Wednesday, May 14, 2008

Funnel Cloud Photo Op

As I write this, New Orleans is under a tornado watch. Fun week. Fun Spring. Let us pray hurricane season is less active.

You know you are in the digital age when you have multiple viewpoints and footage of a tornado striking a community of 12,000 people. My email inbox is literally full of pictures from the storm on St. Simons Island and Darien. I would love to give credit where credit is due, but most of these have come in anonymously as they make the rounds from place to place.

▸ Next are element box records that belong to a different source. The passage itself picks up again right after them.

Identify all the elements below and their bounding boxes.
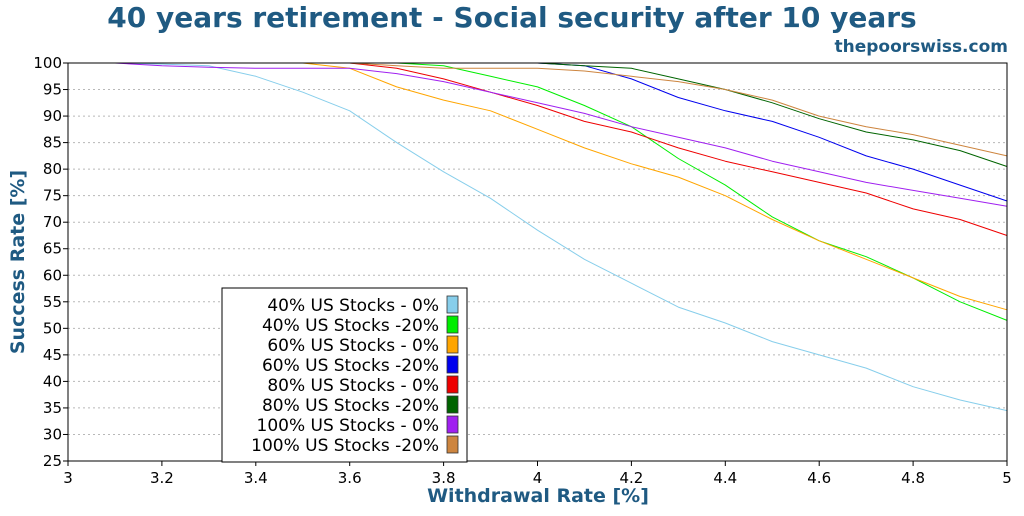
- legend-swatch: [446, 355, 459, 374]
- series-line-40-us-stocks-20: [68, 62, 1008, 321]
- x-tick-label: 5: [1002, 469, 1012, 487]
- y-tick-label: 65: [43, 240, 62, 258]
- y-axis-label: Success Rate [%]: [7, 170, 29, 354]
- x-tick-label: 3.6: [338, 469, 362, 487]
- legend-label: 80% US Stocks - 0%: [267, 376, 439, 396]
- x-tick-label: 3.4: [244, 469, 268, 487]
- source-credit: thepoorswiss.com: [835, 37, 1009, 57]
- legend-swatch: [446, 435, 459, 454]
- legend-swatch: [446, 375, 459, 394]
- x-tick-label: 4.2: [619, 469, 643, 487]
- plot-frame: [67, 62, 1008, 462]
- x-tick-label: 3.2: [150, 469, 174, 487]
- gridlines: [68, 89, 1007, 435]
- legend: 40% US Stocks - 0%40% US Stocks -20%60% …: [221, 287, 468, 463]
- y-tick-label: 70: [43, 213, 62, 231]
- y-tick-label: 90: [43, 107, 62, 125]
- y-tick-label: 100: [33, 54, 62, 72]
- legend-swatch: [446, 335, 459, 354]
- legend-box: [221, 287, 468, 463]
- legend-swatch: [446, 295, 459, 314]
- y-tick-label: 75: [43, 187, 62, 205]
- series-line-40-us-stocks-0: [68, 62, 1008, 412]
- x-tick-label: 4.8: [901, 469, 925, 487]
- legend-label: 100% US Stocks - 0%: [257, 416, 439, 436]
- y-tick-label: 40: [43, 372, 62, 390]
- legend-label: 40% US Stocks - 0%: [267, 296, 439, 316]
- x-tick-label: 4.4: [713, 469, 737, 487]
- legend-label: 60% US Stocks -20%: [262, 356, 439, 376]
- series-line-80-us-stocks-0: [68, 62, 1008, 236]
- legend-label: 60% US Stocks - 0%: [267, 336, 439, 356]
- y-tick-label: 35: [43, 399, 62, 417]
- series-line-100-us-stocks-0: [68, 62, 1008, 207]
- x-axis: 3 3.2 3.4 3.6 3.8 4 4.2 4.4 4.6 4.8 5: [63, 461, 1012, 487]
- series-line-100-us-stocks-20: [68, 62, 1008, 157]
- series-lines: [68, 62, 1008, 412]
- x-tick-label: 3.8: [432, 469, 456, 487]
- y-tick-label: 45: [43, 346, 62, 364]
- y-tick-label: 95: [43, 81, 62, 99]
- legend-label: 80% US Stocks -20%: [262, 396, 439, 416]
- y-tick-label: 55: [43, 293, 62, 311]
- series-line-80-us-stocks-20: [68, 62, 1008, 167]
- legend-label: 100% US Stocks -20%: [251, 436, 439, 456]
- legend-label: 40% US Stocks -20%: [262, 316, 439, 336]
- x-tick-label: 3: [63, 469, 73, 487]
- y-tick-label: 80: [43, 160, 62, 178]
- chart-title: 40 years retirement - Social security af…: [107, 1, 916, 34]
- y-tick-label: 85: [43, 134, 62, 152]
- y-tick-label: 30: [43, 425, 62, 443]
- y-axis: 25 30 35 40 45 50 55 60 65 70 75 80 85 90 95 100: [33, 54, 68, 470]
- series-line-60-us-stocks-0: [68, 62, 1008, 311]
- x-tick-label: 4.6: [807, 469, 831, 487]
- legend-swatch: [446, 395, 459, 414]
- x-tick-label: 4: [533, 469, 543, 487]
- y-tick-label: 25: [43, 452, 62, 470]
- x-axis-label: Withdrawal Rate [%]: [427, 485, 649, 507]
- legend-swatch: [446, 315, 459, 334]
- legend-swatch: [446, 415, 459, 434]
- y-tick-label: 60: [43, 266, 62, 284]
- y-tick-label: 50: [43, 319, 62, 337]
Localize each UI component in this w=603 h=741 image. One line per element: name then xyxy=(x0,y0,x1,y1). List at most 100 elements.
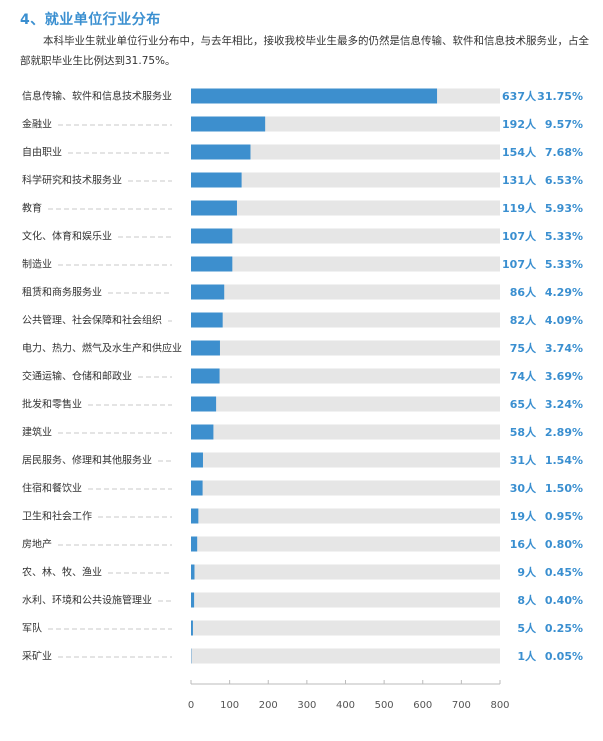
bar-track xyxy=(191,368,500,384)
count-label: 1人 xyxy=(517,649,537,663)
bar-track xyxy=(191,648,500,664)
bar-track xyxy=(191,116,500,132)
bar xyxy=(191,620,193,636)
bar-track xyxy=(191,452,500,468)
bar-track xyxy=(191,172,500,188)
x-tick-label: 400 xyxy=(336,700,355,711)
count-label: 5人 xyxy=(517,621,537,635)
bar-track xyxy=(191,228,500,244)
category-label: 电力、热力、燃气及水生产和供应业 xyxy=(22,342,182,355)
bar-track xyxy=(191,200,500,216)
bar-track xyxy=(191,284,500,300)
x-tick-label: 0 xyxy=(188,700,194,711)
percent-label: 31.75% xyxy=(537,90,583,103)
percent-label: 4.29% xyxy=(545,286,583,299)
x-tick-label: 100 xyxy=(220,700,239,711)
count-label: 119人 xyxy=(502,201,537,215)
count-label: 107人 xyxy=(502,257,537,271)
bar-track xyxy=(191,620,500,636)
percent-label: 0.05% xyxy=(545,650,583,663)
count-label: 82人 xyxy=(510,313,537,327)
category-label: 水利、环境和公共设施管理业 xyxy=(22,594,152,607)
bar xyxy=(191,592,195,608)
section-title: 4、就业单位行业分布 xyxy=(20,12,161,28)
bar-track xyxy=(191,340,500,356)
x-tick-label: 300 xyxy=(297,700,316,711)
bar xyxy=(191,340,220,356)
count-label: 192人 xyxy=(502,117,537,131)
category-label: 信息传输、软件和信息技术服务业 xyxy=(22,90,172,103)
percent-label: 0.45% xyxy=(545,566,583,579)
bar xyxy=(191,424,214,440)
bar xyxy=(191,116,266,132)
percent-label: 3.24% xyxy=(545,398,583,411)
bar xyxy=(191,88,438,104)
category-label: 农、林、牧、渔业 xyxy=(22,566,102,579)
percent-label: 1.50% xyxy=(545,482,583,495)
category-label: 金融业 xyxy=(22,118,52,131)
bar-track xyxy=(191,396,500,412)
count-label: 637人 xyxy=(502,89,537,103)
category-label: 居民服务、修理和其他服务业 xyxy=(22,454,152,467)
bar xyxy=(191,228,233,244)
x-tick-label: 500 xyxy=(375,700,394,711)
bar-track xyxy=(191,144,500,160)
count-label: 31人 xyxy=(510,453,537,467)
category-label: 文化、体育和娱乐业 xyxy=(22,230,112,243)
x-tick-label: 800 xyxy=(490,700,509,711)
count-label: 107人 xyxy=(502,229,537,243)
bar xyxy=(191,312,223,328)
bar xyxy=(191,200,237,216)
category-label: 交通运输、仓储和邮政业 xyxy=(22,370,132,383)
category-label: 军队 xyxy=(22,622,42,635)
percent-label: 3.69% xyxy=(545,370,583,383)
percent-label: 5.33% xyxy=(545,230,583,243)
percent-label: 6.53% xyxy=(545,174,583,187)
bar xyxy=(191,396,217,412)
count-label: 19人 xyxy=(510,509,537,523)
percent-label: 0.95% xyxy=(545,510,583,523)
percent-label: 0.80% xyxy=(545,538,583,551)
percent-label: 0.25% xyxy=(545,622,583,635)
bar-track xyxy=(191,564,500,580)
category-label: 建筑业 xyxy=(22,426,52,439)
count-label: 74人 xyxy=(510,369,537,383)
bar-track xyxy=(191,312,500,328)
category-label: 租赁和商务服务业 xyxy=(22,286,102,299)
percent-label: 5.33% xyxy=(545,258,583,271)
bar-track xyxy=(191,480,500,496)
category-label: 自由职业 xyxy=(22,146,62,159)
bar xyxy=(191,144,251,160)
bar-track xyxy=(191,508,500,524)
category-label: 采矿业 xyxy=(22,650,52,663)
count-label: 16人 xyxy=(510,537,537,551)
bar xyxy=(191,452,203,468)
percent-label: 3.74% xyxy=(545,342,583,355)
category-label: 房地产 xyxy=(22,538,52,551)
intro-paragraph: 本科毕业生就业单位行业分布中，与去年相比，接收我校毕业生最多的仍然是信息传输、软… xyxy=(20,35,589,67)
category-label: 住宿和餐饮业 xyxy=(22,482,82,495)
category-label: 卫生和社会工作 xyxy=(22,510,92,523)
bar xyxy=(191,284,225,300)
percent-label: 4.09% xyxy=(545,314,583,327)
bar-track xyxy=(191,592,500,608)
bar xyxy=(191,172,242,188)
percent-label: 2.89% xyxy=(545,426,583,439)
bar-track xyxy=(191,256,500,272)
count-label: 8人 xyxy=(517,593,537,607)
percent-label: 5.93% xyxy=(545,202,583,215)
bar-track xyxy=(191,424,500,440)
category-label: 批发和零售业 xyxy=(22,398,82,411)
bar-track xyxy=(191,536,500,552)
bar xyxy=(191,536,198,552)
bar xyxy=(191,508,199,524)
count-label: 75人 xyxy=(510,341,537,355)
category-label: 科学研究和技术服务业 xyxy=(22,174,122,187)
bar xyxy=(191,256,233,272)
count-label: 30人 xyxy=(510,481,537,495)
category-label: 教育 xyxy=(22,202,42,215)
count-label: 131人 xyxy=(502,173,537,187)
percent-label: 9.57% xyxy=(545,118,583,131)
x-tick-label: 600 xyxy=(413,700,432,711)
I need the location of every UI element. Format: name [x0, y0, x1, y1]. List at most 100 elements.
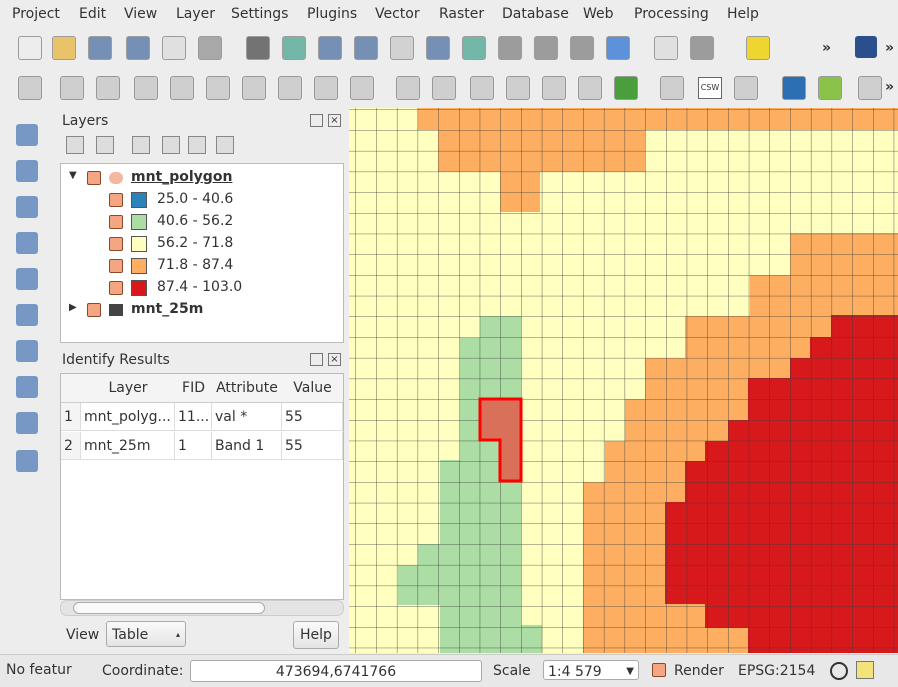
column-header[interactable]: Value — [282, 374, 343, 403]
toolbar-overflow[interactable]: » — [885, 79, 895, 95]
tool-button[interactable] — [16, 124, 38, 146]
layer-checkbox[interactable] — [87, 171, 101, 185]
table-cell[interactable]: 1 — [175, 432, 212, 460]
layer-tool[interactable] — [188, 136, 206, 154]
tool-button[interactable] — [858, 76, 882, 100]
row-number[interactable]: 2 — [61, 432, 81, 460]
table-cell[interactable]: val * — [212, 403, 282, 431]
csw-icon[interactable]: CSW — [698, 77, 722, 99]
tool-button[interactable] — [542, 76, 566, 100]
layer-tool[interactable] — [132, 136, 150, 154]
tool-button[interactable] — [426, 36, 450, 60]
expand-arrow[interactable]: ▼ — [69, 170, 77, 181]
tool-button[interactable] — [16, 376, 38, 398]
toolbar-overflow[interactable]: » — [822, 40, 832, 56]
tool-button[interactable] — [96, 76, 120, 100]
tool-button[interactable] — [534, 36, 558, 60]
tool-button[interactable] — [126, 36, 150, 60]
float-button[interactable] — [310, 353, 323, 366]
menu-item[interactable]: Project — [12, 6, 60, 22]
tool-button[interactable] — [432, 76, 456, 100]
tool-button[interactable] — [734, 76, 758, 100]
tool-button[interactable] — [246, 36, 270, 60]
help-icon[interactable] — [855, 36, 877, 58]
tool-button[interactable] — [654, 36, 678, 60]
tool-button[interactable] — [506, 76, 530, 100]
table-cell[interactable]: 55 — [282, 403, 343, 431]
tool-button[interactable] — [282, 36, 306, 60]
messages-icon[interactable] — [856, 661, 874, 679]
tool-button[interactable] — [390, 36, 414, 60]
tool-button[interactable] — [354, 36, 378, 60]
close-button[interactable]: × — [328, 353, 341, 366]
tool-button[interactable] — [16, 340, 38, 362]
tool-button[interactable] — [206, 76, 230, 100]
h-scrollbar[interactable] — [60, 600, 344, 616]
menu-item[interactable]: View — [124, 6, 158, 22]
menu-item[interactable]: Settings — [231, 6, 289, 22]
column-header[interactable]: FID — [175, 374, 213, 403]
tool-button[interactable] — [18, 36, 42, 60]
menu-item[interactable]: Database — [502, 6, 569, 22]
menu-item[interactable]: Plugins — [307, 6, 358, 22]
tool-button[interactable] — [16, 232, 38, 254]
tool-button[interactable] — [318, 36, 342, 60]
tool-button[interactable] — [162, 36, 186, 60]
layer-tool[interactable] — [216, 136, 234, 154]
tool-button[interactable] — [198, 36, 222, 60]
crs-icon[interactable] — [830, 662, 848, 680]
table-cell[interactable]: 11... — [175, 403, 212, 431]
table-cell[interactable]: mnt_25m — [81, 432, 175, 460]
tool-button[interactable] — [782, 76, 806, 100]
tool-button[interactable] — [396, 76, 420, 100]
table-cell[interactable]: mnt_polyg... — [81, 403, 175, 431]
layer-tool[interactable] — [162, 136, 180, 154]
layer-name[interactable]: mnt_25m — [131, 301, 204, 317]
class-checkbox[interactable] — [109, 193, 123, 207]
layer-checkbox[interactable] — [87, 303, 101, 317]
tool-button[interactable] — [350, 76, 374, 100]
map-canvas[interactable] — [349, 108, 898, 653]
menu-item[interactable]: Help — [727, 6, 759, 22]
class-checkbox[interactable] — [109, 281, 123, 295]
menu-item[interactable]: Processing — [634, 6, 709, 22]
layer-tool[interactable] — [66, 136, 84, 154]
float-button[interactable] — [310, 114, 323, 127]
row-number[interactable]: 1 — [61, 403, 81, 431]
tool-button[interactable] — [470, 76, 494, 100]
class-checkbox[interactable] — [109, 215, 123, 229]
tool-button[interactable] — [614, 76, 638, 100]
tool-button[interactable] — [16, 268, 38, 290]
close-button[interactable]: × — [328, 114, 341, 127]
tool-button[interactable] — [16, 412, 38, 434]
tool-button[interactable] — [690, 36, 714, 60]
tool-button[interactable] — [746, 36, 770, 60]
tool-button[interactable] — [52, 36, 76, 60]
tool-button[interactable] — [134, 76, 158, 100]
layer-tool[interactable] — [96, 136, 114, 154]
tool-button[interactable] — [578, 76, 602, 100]
tool-button[interactable] — [314, 76, 338, 100]
menu-item[interactable]: Edit — [79, 6, 107, 22]
render-checkbox[interactable] — [652, 663, 666, 677]
tool-button[interactable] — [462, 36, 486, 60]
coordinate-field[interactable]: 473694,6741766 — [190, 660, 482, 682]
menu-item[interactable]: Layer — [176, 6, 216, 22]
menu-item[interactable]: Vector — [375, 6, 420, 22]
table-cell[interactable]: Band 1 — [212, 432, 282, 460]
tool-button[interactable] — [60, 76, 84, 100]
column-header[interactable]: Layer — [81, 374, 176, 403]
tool-button[interactable] — [498, 36, 522, 60]
class-checkbox[interactable] — [109, 259, 123, 273]
view-select[interactable]: Table ▴ — [106, 621, 186, 647]
tool-button[interactable] — [16, 160, 38, 182]
table-cell[interactable]: 55 — [282, 432, 343, 460]
class-checkbox[interactable] — [109, 237, 123, 251]
tool-button[interactable] — [818, 76, 842, 100]
toolbar-overflow[interactable]: » — [885, 40, 895, 56]
help-button[interactable]: Help — [293, 621, 339, 649]
tool-button[interactable] — [16, 450, 38, 472]
tool-button[interactable] — [660, 76, 684, 100]
scroll-thumb[interactable] — [73, 602, 265, 614]
tool-button[interactable] — [16, 196, 38, 218]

I have no idea who took the pics above, but I've recieved it today from four different people back home. The first one is taken from the Malcolm McKinnon Airport on St. Simons Island, Georgia, looking north by northwest. The next one is looking out over the marsh, probably from Dunbar Point, also looking northwest. These two were taken about the same time from different locations, but you can tell when you look at the shape of the clouds.

Several emails have included this fantastic shot (it is in a sequence that culminates in the large funnel cloud pic above) as the funnel cloud forms over the marshes between mainland Brunswick and St. Simons Island. I'm sure that Islanders will find fish in their yards that weren't put there by human hands.

Usually pictures from this angle are of wildlife and sunsets, your average postcard image. Betcha these don't make it into the 2009 tour guides.

The next shots come from an email that started with a Catherine McCoy, who I do not know, but who I must share only a few degrees seperation from as her email was forwarded to my inbox. She was out and about as the rain abated, and ended up getting a hold of these pictures from various locations.

Some stories to share: One of my best friends from high school lives in Macon, Georgia these days. Unlike what the folks on the news were saying, Macon isn't really a suburb of Atlanta. Anyone who thinks otherwise is not paying attention to gasoline prices.

Macon, too, was hit hard by storms. His kitchen is apparently somewhere in a nearby lake, and his roof is no longer attached to his house, but didn't go anywhere. This is said to give the impression that his home is talking every time a breeze kicks up. He sounded snarky about it, which means everything is OK with him as far as life and limb and family is concerned. His family, by the way, used to live about a mile from where the next picture was taken.

This one is most likely a picture of the tornado that hit Darien, Georgia. The picture was taken around the Glynco Jetport, not too far from the Federal Law Enforcement Training Center. The view is looking almost due north towards Darien.

This tornado was apparently blowing trees across I-95, hitting several cars in the process. One story is that it launched two motorcyclists into the air from one side of the interstate to the other. Reports indicate that, though shaken up and scratched, "Davidson and Harley were OK." The bikes, not so much. Here's some more property that didn't end up doing well on Mother's Day:

This one is the Gateway Center in Darien. It is a type of public service for young women and their children, some sort of shelter for them. When word came that this place got hit, heards fell as some sort of death toll or casualty figure was expected. Luckily, none appeared hurt. Though the building doesn't appear to have given much shelter, someone was looking out for anyone nearby.

Back on Island City, a family friend's house ended up looking like this. These are giant oak trees, with some Georgia pine added in for good measure, being flung around like so many toys. It just reminds me of the awful power of nature to do what she will. It is our job to pay attention and get out of the way when she goes on a rampage.

Morals of this story: don't get too attached to things, especially if you live on the coast or in tornado alley; pay attention to the weather; keep your insurance up to date and the paperwork somewhere safe; and invest in rapid response and recovery infrastructure. The last picture was taken on the same day of the storms.

Keep a digital camera handy in case something big happens. Cell phone cameras are incredibly useful. And keep your lines of communication open in case everyone in your old hometown needs to contact you about everyone else being safe and sound.

Last two pix courtesy of Tom Wenzka, his bicycle and his cellphone camera.



DADvocate said...

I've never seen a tornado although I was within a couple of miles of one once. It was storming too hard to see that far.

I've always wanted to see one but from a very safe distance/location.

Dante said...

Move to a mid-western plains state for a year or two. You'll see at least one. They happen a lot there and it's easy to spot them miles away thanks to the flat land.

liberalandproud said...

Sure, a tornado looks scary, but I was always more creeped out by the weird green/amber sky right before the storm (I spent a summer in Nebraska).